Ever since he was born we always joked that he looked like a little ole grumpy man. We never thought that little ole grumpy man look would actually cause us some really grumpy moods. At 4 months old our pediatrician asked us a surprising questions, “Does anyone else in your family have a pronounced forehead like his?” My husband and I looked at each other like what is she talking about? We said no and the next thing I know we are walking out of the pediatrician with another referral. At this point we had been referred to so many specialist my head was spinning. I went immediately to the hospital for the X-ray and couldn’t wait to get the results back. I was freaking out.

“Good news, the scan was normal!” whew I had googled it and spread the word everywhere for people to pray against this. My son was not going to have cranio-whatever it was called!!

Two months passed and we went to our next routine check up for 6 months. The doctor mentioned maybe a helmet would fix is “pronounced” forehead. I was cool with a helmet. A helmet is better then a skull reconstructive surgery. So we made the appointment.

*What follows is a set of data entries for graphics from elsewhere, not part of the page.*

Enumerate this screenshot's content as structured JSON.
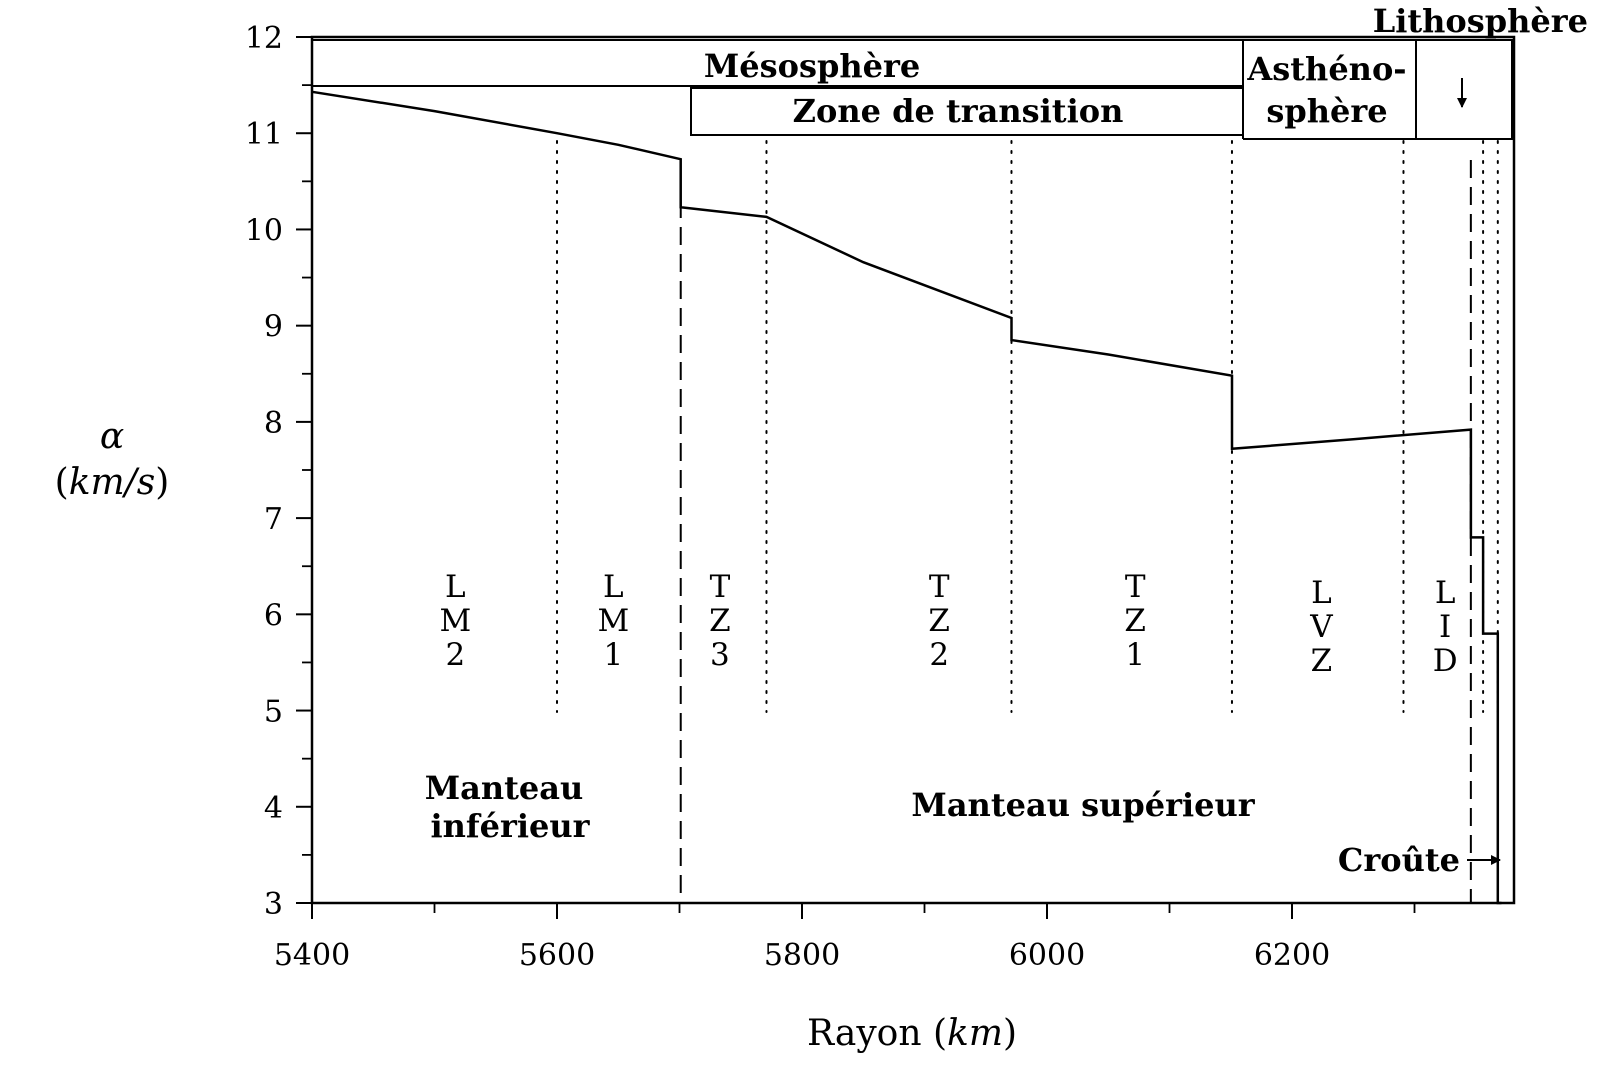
{
  "chart_data": {
    "type": "line",
    "title": "",
    "xlabel": {
      "text": "Rayon",
      "unit": "km"
    },
    "ylabel": {
      "symbol": "α",
      "unit": "km/s"
    },
    "xlim": [
      5400,
      6371
    ],
    "ylim": [
      3,
      12
    ],
    "xticks": [
      5400,
      5600,
      5800,
      6000,
      6200
    ],
    "yticks": [
      3,
      4,
      5,
      6,
      7,
      8,
      9,
      10,
      11,
      12
    ],
    "series": [
      {
        "name": "alpha",
        "x": [
          5400,
          5500,
          5600,
          5650,
          5701,
          5701,
          5771,
          5850,
          5971,
          5971,
          6050,
          6151,
          6151,
          6250,
          6346,
          6346,
          6356,
          6356,
          6368,
          6368,
          6371
        ],
        "y": [
          11.43,
          11.23,
          11.0,
          10.88,
          10.73,
          10.23,
          10.13,
          9.66,
          9.08,
          8.85,
          8.7,
          8.48,
          7.72,
          7.82,
          7.92,
          6.8,
          6.8,
          5.8,
          5.8,
          3.0,
          3.0
        ]
      }
    ],
    "dotted_boundaries": [
      5600,
      5771,
      5971,
      6151,
      6291,
      6356,
      6368
    ],
    "dashed_boundaries": [
      5701,
      6346
    ],
    "layers": [
      {
        "lines": [
          "L",
          "M",
          "2"
        ],
        "x": 5517
      },
      {
        "lines": [
          "L",
          "M",
          "1"
        ],
        "x": 5646
      },
      {
        "lines": [
          "T",
          "Z",
          "3"
        ],
        "x": 5733
      },
      {
        "lines": [
          "T",
          "Z",
          "2"
        ],
        "x": 5912
      },
      {
        "lines": [
          "T",
          "Z",
          "1"
        ],
        "x": 6072
      },
      {
        "lines": [
          "L",
          "V",
          "Z"
        ],
        "x": 6224
      },
      {
        "lines": [
          "L",
          "I",
          "D"
        ],
        "x": 6325
      }
    ],
    "zones_top": {
      "mesosphere": "Mésosphère",
      "transition": "Zone de transition",
      "asthenosphere": [
        "Asthéno-",
        "sphère"
      ],
      "lithosphere": "Lithosphère"
    },
    "annotations": {
      "manteau_inferieur": [
        "Manteau",
        "inférieur"
      ],
      "manteau_superieur": "Manteau supérieur",
      "croute": "Croûte"
    }
  }
}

Then the doctor called a few days later. She said should just couldn’t shake the feeling that Ezra should see the neurosurgeon just to make sure it wasn’t cranio-wahtever it was called. Now I was worried. I thought we already determined it wasn’t? I thought the x-ray was normal?

We went to cranial technologies and had Ezra screened for plagiocephley to determine if a helmet would help. The nurse came in after taking 3D images of his head and put the photos on the screen of Ezra’s head next to a normal head. Then said it wasn’t plagiocephaly and she didn’t recommend helmet therapy. She agreed we needed to see a neurosurgeon. At that point I knew, my son was a cranio baby and I couldn’t escape it any longer. I mean I’d seen the photos online and done my research and it was pretty obvious he had it. So I learned how to say it, and spell it, and sent out massive prayer requests to everyone I knew.

scan photos

We saw the neurosurgeon several days later and Ezra was officially diagnosed as Metopic Craniosynostosis. The metopic suture has prematurely closed causing a ridgeline on his forehead and a triangular shaped head. My little ole grumpy man was actually facing a serious diagnosis and potentially major surgery.

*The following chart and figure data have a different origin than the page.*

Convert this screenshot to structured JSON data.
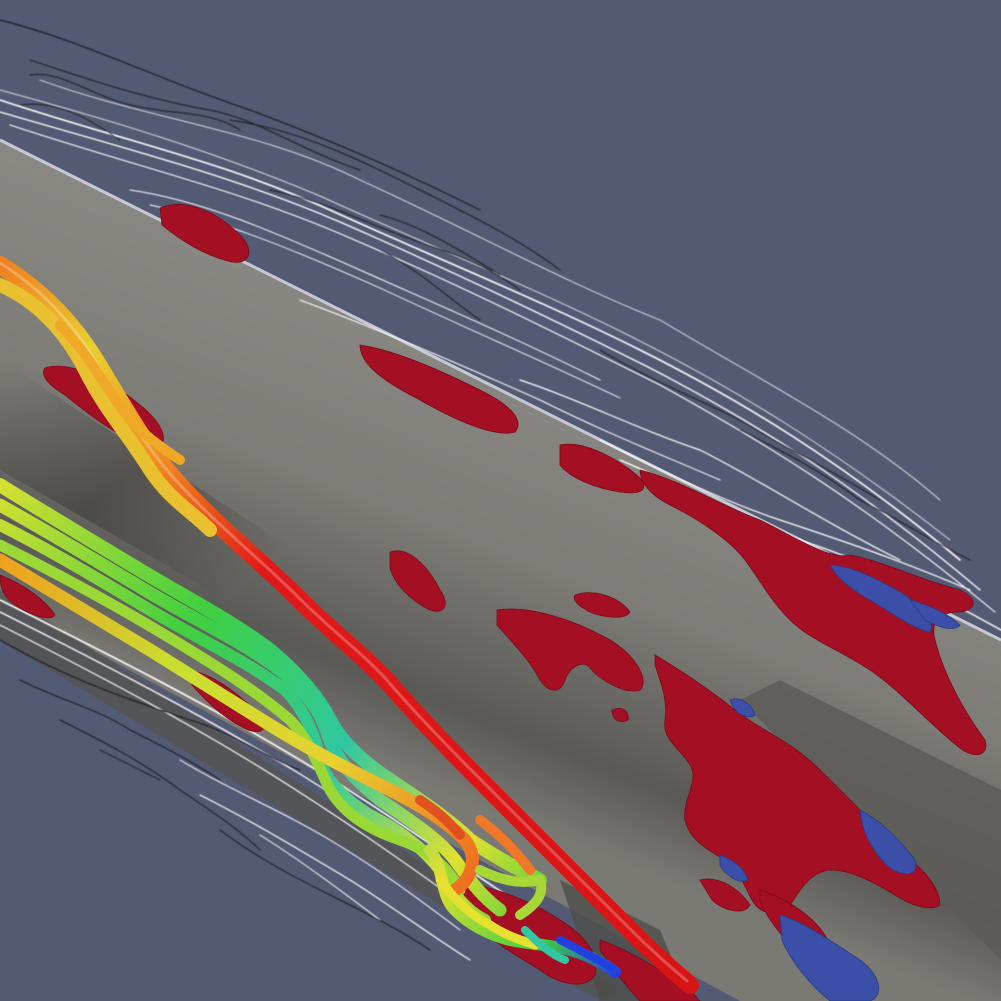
{
  "scene": {
    "background_color": "#535a73",
    "pipe_color": "#8a8882",
    "vortex_positive_color": "#a50f23",
    "vortex_negative_color": "#3b4fa8",
    "contour_light_color": "#ffffff",
    "contour_dark_color": "#1c1c24",
    "streamline_colormap": [
      "#2040e0",
      "#20c0d0",
      "#30d040",
      "#e8e030",
      "#f08020",
      "#e01818"
    ],
    "streamline_count": 8
  }
}
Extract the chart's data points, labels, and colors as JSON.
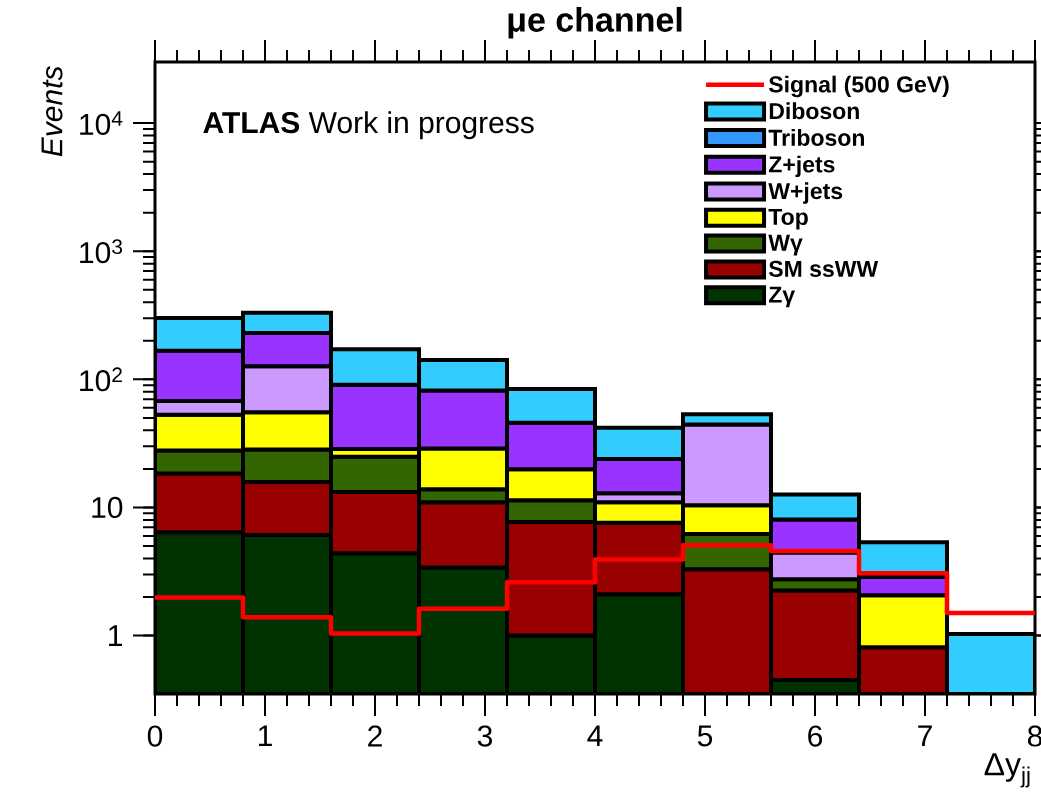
{
  "chart_data": {
    "type": "bar",
    "title": "μe channel",
    "xlabel": "Δy$_{jj}$",
    "ylabel": "Events",
    "annotations": [
      "**ATLAS** Work in progress"
    ],
    "x": [
      0.4,
      1.2,
      2.0,
      2.8,
      3.6,
      4.4,
      5.2,
      6.0,
      6.8,
      7.6
    ],
    "stacked": true,
    "log": "y",
    "legend": "top right",
    "xlim": [
      0,
      8
    ],
    "xticks": [
      0,
      1,
      2,
      3,
      4,
      5,
      6,
      7,
      8
    ],
    "ylim": [
      0.35,
      30000
    ],
    "yticks": [
      1,
      10,
      {
        "value": 100,
        "label": "10$^{2}$"
      },
      {
        "value": 1000,
        "label": "10$^{3}$"
      },
      {
        "value": 10000,
        "label": "10$^{4}$"
      }
    ],
    "series": [
      {
        "name": "Zγ",
        "color": "#003300",
        "values": [
          6.4,
          6.1,
          4.4,
          3.4,
          1.0,
          2.1,
          null,
          0.45,
          null,
          null
        ]
      },
      {
        "name": "SM ssWW",
        "color": "#990000",
        "values": [
          12,
          9.7,
          8.8,
          7.6,
          6.7,
          5.5,
          3.3,
          1.8,
          0.81,
          null
        ]
      },
      {
        "name": "Wγ",
        "color": "#336600",
        "values": [
          9.5,
          12.6,
          11.7,
          2.9,
          3.7,
          null,
          2.9,
          0.5,
          null,
          null
        ]
      },
      {
        "name": "Top",
        "color": "#ffff00",
        "values": [
          25,
          27,
          3.7,
          15,
          8.5,
          3.4,
          4.2,
          null,
          1.25,
          null
        ]
      },
      {
        "name": "W+jets",
        "color": "#cc99ff",
        "values": [
          15,
          71,
          null,
          null,
          null,
          1.9,
          34,
          1.7,
          null,
          null
        ]
      },
      {
        "name": "Z+jets",
        "color": "#9933ff",
        "values": [
          99,
          104,
          62,
          53,
          26,
          11,
          null,
          3.6,
          0.8,
          null
        ]
      },
      {
        "name": "Triboson",
        "color": "#3399ff",
        "values": [
          null,
          null,
          null,
          null,
          null,
          null,
          null,
          null,
          null,
          null
        ]
      },
      {
        "name": "Diboson",
        "color": "#33ccff",
        "values": [
          135,
          100,
          81,
          60,
          38,
          18,
          9,
          4.6,
          2.5,
          1.03
        ]
      },
      {
        "name": "Signal (500 GeV)",
        "type": "step",
        "color": "#ff0000",
        "x": [
          0,
          0.8,
          1.6,
          2.4,
          3.2,
          4.0,
          4.8,
          5.6,
          6.4,
          7.2,
          8.0
        ],
        "values": [
          1.98,
          1.39,
          1.04,
          1.62,
          2.61,
          3.92,
          5.06,
          4.57,
          3.07,
          1.5,
          1.5
        ]
      }
    ]
  }
}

We since have done hours and hours of research on the surgical procedure to fix it. It’s horrible, I promise. No mom ever wants to hear a surgeon say they want to remove pieces of your baby’s skull, reshape it and reassemble it with screws. We have spoken with several doctors across the country and are flying to see world renowned doctors at Boston Children’s hospital next week for a surgical consult. We have asked our team of doctors at Nicklaus Children’s so many questions the Plastic Surgeon told me I probably know more about this then his medical students do. We are hoping now that our consult with Boston will confirm that we are making the right decision moving forward with surgery.

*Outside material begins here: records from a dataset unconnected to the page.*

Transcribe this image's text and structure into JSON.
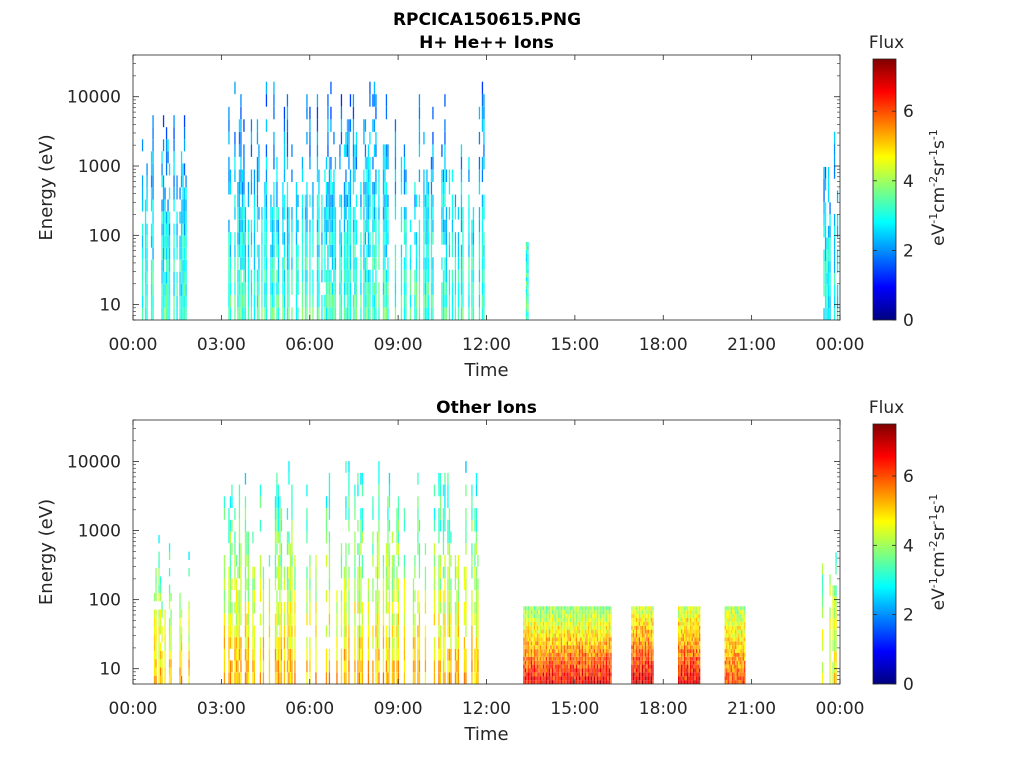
{
  "figure_title": "RPCICA150615.PNG",
  "chart_data": [
    {
      "type": "heatmap",
      "title": "H+ He++ Ions",
      "xlabel": "Time",
      "ylabel": "Energy (eV)",
      "yscale": "log",
      "xlim": [
        "00:00",
        "24:00"
      ],
      "ylim": [
        6,
        40000
      ],
      "xticks": [
        "00:00",
        "03:00",
        "06:00",
        "09:00",
        "12:00",
        "15:00",
        "18:00",
        "21:00",
        "00:00"
      ],
      "yticks": [
        "10",
        "100",
        "1000",
        "10000"
      ],
      "colorbar": {
        "title": "Flux",
        "label": "eV-1cm-2sr-1s-1",
        "range": [
          0,
          7.5
        ],
        "ticks": [
          "0",
          "2",
          "4",
          "6"
        ],
        "colormap": "jet",
        "colors": [
          "#00007f",
          "#0000ff",
          "#007fff",
          "#00ffff",
          "#7fff7f",
          "#ffff00",
          "#ff7f00",
          "#ff0000",
          "#7f0000"
        ]
      },
      "regions": [
        {
          "t_start": "00:15",
          "t_end": "01:55",
          "e_min": 6,
          "e_max": 18000,
          "flux_low_energy": 3.2,
          "flux_high_energy": 1.6,
          "coverage": 0.45
        },
        {
          "t_start": "03:05",
          "t_end": "11:55",
          "e_min": 6,
          "e_max": 25000,
          "flux_low_energy": 3.3,
          "flux_high_energy": 1.6,
          "coverage": 0.5
        },
        {
          "t_start": "13:20",
          "t_end": "13:25",
          "e_min": 6,
          "e_max": 80,
          "flux_low_energy": 3.3,
          "flux_high_energy": 3.0,
          "coverage": 1.0
        },
        {
          "t_start": "23:20",
          "t_end": "23:55",
          "e_min": 6,
          "e_max": 15000,
          "flux_low_energy": 3.0,
          "flux_high_energy": 1.6,
          "coverage": 0.5
        }
      ]
    },
    {
      "type": "heatmap",
      "title": "Other Ions",
      "xlabel": "Time",
      "ylabel": "Energy (eV)",
      "yscale": "log",
      "xlim": [
        "00:00",
        "24:00"
      ],
      "ylim": [
        6,
        40000
      ],
      "xticks": [
        "00:00",
        "03:00",
        "06:00",
        "09:00",
        "12:00",
        "15:00",
        "18:00",
        "21:00",
        "00:00"
      ],
      "yticks": [
        "10",
        "100",
        "1000",
        "10000"
      ],
      "colorbar": {
        "title": "Flux",
        "label": "eV-1cm-2sr-1s-1",
        "range": [
          0,
          7.5
        ],
        "ticks": [
          "0",
          "2",
          "4",
          "6"
        ],
        "colormap": "jet",
        "colors": [
          "#00007f",
          "#0000ff",
          "#007fff",
          "#00ffff",
          "#7fff7f",
          "#ffff00",
          "#ff7f00",
          "#ff0000",
          "#7f0000"
        ]
      },
      "regions": [
        {
          "t_start": "00:15",
          "t_end": "01:55",
          "e_min": 6,
          "e_max": 1500,
          "flux_low_energy": 5.2,
          "flux_high_energy": 2.6,
          "coverage": 0.45
        },
        {
          "t_start": "03:05",
          "t_end": "11:55",
          "e_min": 6,
          "e_max": 15000,
          "flux_low_energy": 5.2,
          "flux_high_energy": 2.6,
          "coverage": 0.45
        },
        {
          "t_start": "13:15",
          "t_end": "16:15",
          "e_min": 6,
          "e_max": 80,
          "flux_low_energy": 6.6,
          "flux_high_energy": 3.8,
          "coverage": 1.0
        },
        {
          "t_start": "16:55",
          "t_end": "17:40",
          "e_min": 6,
          "e_max": 80,
          "flux_low_energy": 6.8,
          "flux_high_energy": 4.2,
          "coverage": 1.0
        },
        {
          "t_start": "18:30",
          "t_end": "19:15",
          "e_min": 6,
          "e_max": 80,
          "flux_low_energy": 6.6,
          "flux_high_energy": 4.2,
          "coverage": 1.0
        },
        {
          "t_start": "20:05",
          "t_end": "20:45",
          "e_min": 6,
          "e_max": 80,
          "flux_low_energy": 6.0,
          "flux_high_energy": 4.0,
          "coverage": 1.0
        },
        {
          "t_start": "23:20",
          "t_end": "23:55",
          "e_min": 6,
          "e_max": 9000,
          "flux_low_energy": 4.8,
          "flux_high_energy": 2.6,
          "coverage": 0.5
        }
      ]
    }
  ]
}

Our son is scheduled for surgery in December with Nicklaus Children’s Hospital in Miami, FL and as that date gets closer we are fervently seeking God for peace, direction and healing.

There are so many things about this that causes us nervousness and stress. The financial aspect of this surgery, the pain our precious little boy will endure, the risks given the nature of the procedure, the unknown of how he will respond to surgery, the healing time and so much more. We are praying for our miracle. We believe that our God is a God of miracles and that no matter what Jesus will heal our son. My pastors said something very wise to us in this season… she said that sometimes miracles happen in minutes and sometimes miracles happen in series. We may be on the series plan with him but I am confident that one day craniosynostosis will be a thing of the past for us, a distant memory that we look back on and remember how faithful our God was to us.